Fujitsu Ltd. announced July 31 it will try to purchase all shares of Amdahl stock it does not yet own at $12 per share through an open takeover bid, with the total purchase price expected to be $850 million, pursuant to its definitive merger agreement.

Fujitsu will begin its monthlong takeover bid July 29. Established in 1970, Amdahl has been an independent maker of mainframe computers based in Sunnyvale, California. The merger agreement was unanimously approved by Amdahl directors unaffiliated with Fujitsu, according to Fujitsu officials, who added that the Amdahl name and management team would be retained.

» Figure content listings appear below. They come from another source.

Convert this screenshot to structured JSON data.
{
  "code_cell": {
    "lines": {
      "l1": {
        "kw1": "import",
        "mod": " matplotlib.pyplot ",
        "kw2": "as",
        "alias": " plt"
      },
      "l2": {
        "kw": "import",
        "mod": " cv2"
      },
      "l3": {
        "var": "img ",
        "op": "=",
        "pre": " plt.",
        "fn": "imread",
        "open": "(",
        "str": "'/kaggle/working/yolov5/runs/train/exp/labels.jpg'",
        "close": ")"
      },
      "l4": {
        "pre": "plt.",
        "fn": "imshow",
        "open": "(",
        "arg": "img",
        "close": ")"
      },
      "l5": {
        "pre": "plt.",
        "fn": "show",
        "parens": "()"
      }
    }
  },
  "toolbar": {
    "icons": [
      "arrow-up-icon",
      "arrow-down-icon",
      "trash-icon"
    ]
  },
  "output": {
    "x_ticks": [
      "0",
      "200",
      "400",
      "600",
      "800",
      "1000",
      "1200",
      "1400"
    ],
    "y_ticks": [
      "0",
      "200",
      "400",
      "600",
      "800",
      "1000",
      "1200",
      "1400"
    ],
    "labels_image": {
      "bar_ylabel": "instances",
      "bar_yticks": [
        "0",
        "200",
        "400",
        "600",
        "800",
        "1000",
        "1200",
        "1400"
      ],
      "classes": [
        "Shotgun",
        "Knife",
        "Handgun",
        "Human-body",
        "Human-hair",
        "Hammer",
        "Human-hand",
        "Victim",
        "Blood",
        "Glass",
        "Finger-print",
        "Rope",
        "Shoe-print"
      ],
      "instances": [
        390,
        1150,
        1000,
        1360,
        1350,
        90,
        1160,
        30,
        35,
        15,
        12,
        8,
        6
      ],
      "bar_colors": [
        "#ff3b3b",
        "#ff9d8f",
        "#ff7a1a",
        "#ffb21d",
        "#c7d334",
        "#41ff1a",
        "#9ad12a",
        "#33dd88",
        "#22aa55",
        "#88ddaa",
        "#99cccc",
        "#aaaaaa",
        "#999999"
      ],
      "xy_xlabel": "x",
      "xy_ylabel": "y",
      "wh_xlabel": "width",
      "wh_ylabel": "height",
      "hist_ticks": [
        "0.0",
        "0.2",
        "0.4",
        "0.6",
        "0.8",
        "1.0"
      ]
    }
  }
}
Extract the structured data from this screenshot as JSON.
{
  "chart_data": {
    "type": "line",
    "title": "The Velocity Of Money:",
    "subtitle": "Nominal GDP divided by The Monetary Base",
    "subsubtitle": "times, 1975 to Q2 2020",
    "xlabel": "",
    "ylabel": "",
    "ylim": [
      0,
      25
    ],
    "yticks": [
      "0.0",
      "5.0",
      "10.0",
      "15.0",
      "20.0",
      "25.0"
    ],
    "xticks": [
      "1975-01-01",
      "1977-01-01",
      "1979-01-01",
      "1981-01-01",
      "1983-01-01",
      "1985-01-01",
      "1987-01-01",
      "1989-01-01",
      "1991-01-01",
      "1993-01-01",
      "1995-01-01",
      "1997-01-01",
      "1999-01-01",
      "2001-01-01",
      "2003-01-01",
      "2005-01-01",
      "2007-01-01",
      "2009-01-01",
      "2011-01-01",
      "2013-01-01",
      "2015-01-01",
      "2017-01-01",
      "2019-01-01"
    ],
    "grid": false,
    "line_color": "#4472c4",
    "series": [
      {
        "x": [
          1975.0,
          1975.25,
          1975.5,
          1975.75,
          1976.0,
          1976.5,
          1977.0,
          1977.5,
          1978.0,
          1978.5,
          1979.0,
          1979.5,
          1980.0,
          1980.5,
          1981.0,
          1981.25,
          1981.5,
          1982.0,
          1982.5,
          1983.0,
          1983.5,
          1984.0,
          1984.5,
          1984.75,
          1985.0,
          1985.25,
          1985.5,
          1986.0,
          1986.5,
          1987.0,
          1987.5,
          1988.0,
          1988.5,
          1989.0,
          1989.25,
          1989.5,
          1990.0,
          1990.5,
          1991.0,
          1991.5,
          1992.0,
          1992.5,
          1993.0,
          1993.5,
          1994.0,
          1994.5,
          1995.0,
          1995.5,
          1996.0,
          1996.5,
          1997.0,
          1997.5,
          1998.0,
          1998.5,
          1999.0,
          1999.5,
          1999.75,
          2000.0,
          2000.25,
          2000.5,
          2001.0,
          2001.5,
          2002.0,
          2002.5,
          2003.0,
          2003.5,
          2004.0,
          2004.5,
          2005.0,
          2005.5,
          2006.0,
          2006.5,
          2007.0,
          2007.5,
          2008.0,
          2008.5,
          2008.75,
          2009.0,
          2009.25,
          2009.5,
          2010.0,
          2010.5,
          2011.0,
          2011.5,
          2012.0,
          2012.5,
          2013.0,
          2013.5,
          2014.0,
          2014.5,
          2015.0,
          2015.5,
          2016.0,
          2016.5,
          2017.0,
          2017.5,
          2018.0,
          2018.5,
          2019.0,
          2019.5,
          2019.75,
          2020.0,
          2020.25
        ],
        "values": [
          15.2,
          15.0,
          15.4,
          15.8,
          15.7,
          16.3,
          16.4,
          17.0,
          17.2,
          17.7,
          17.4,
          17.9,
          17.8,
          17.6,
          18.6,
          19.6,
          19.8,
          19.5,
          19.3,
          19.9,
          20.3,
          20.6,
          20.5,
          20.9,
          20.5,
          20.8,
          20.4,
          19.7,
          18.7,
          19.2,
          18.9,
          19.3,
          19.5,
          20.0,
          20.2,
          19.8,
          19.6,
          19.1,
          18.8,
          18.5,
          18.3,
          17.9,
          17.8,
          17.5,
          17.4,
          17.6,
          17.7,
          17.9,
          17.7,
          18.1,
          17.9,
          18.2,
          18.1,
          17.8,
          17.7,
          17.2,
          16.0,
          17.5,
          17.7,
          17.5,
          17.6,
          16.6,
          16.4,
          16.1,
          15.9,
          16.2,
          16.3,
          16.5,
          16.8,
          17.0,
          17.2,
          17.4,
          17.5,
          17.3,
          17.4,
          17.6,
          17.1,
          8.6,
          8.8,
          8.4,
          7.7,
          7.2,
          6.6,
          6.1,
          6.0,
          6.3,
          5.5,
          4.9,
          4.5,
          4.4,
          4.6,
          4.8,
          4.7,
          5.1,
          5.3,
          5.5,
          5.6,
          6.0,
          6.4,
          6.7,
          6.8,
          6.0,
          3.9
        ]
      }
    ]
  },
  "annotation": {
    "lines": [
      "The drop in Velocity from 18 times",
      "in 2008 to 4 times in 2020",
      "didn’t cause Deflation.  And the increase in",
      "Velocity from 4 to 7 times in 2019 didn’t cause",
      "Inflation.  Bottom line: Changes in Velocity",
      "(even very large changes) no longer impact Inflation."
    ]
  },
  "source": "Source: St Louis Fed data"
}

Although Amdahl will be a wholly owned subsidiary of Fujitsu, there will be no reduction in employment levels as a result of the acquisition, it said. Fujitsu obtained a 24 percent stake in Amdahl in 1972, and currently holds 42 percent of the U.S. company's outstanding shares, Fujitsu officials said. Amdahl has some 9,900 employees and posted sales of $1.63 billion in 1996, up 7.6 percent from the previous year.

Since 1972, Fujitsu has continuously strengthened its ties with Amdahl, and has benefited from the firm's technological advances, it said. The two companies have jointly developed "mission critical" servers, storage and peripheral technologies for the United States and world markets, it said. Fujitsu President Tadashi Sekizawa said in a statement that the acquisition represents an affirmation of Fujitsu's commitment to the enterprise server and storage business and Amdahl's extensive customer base.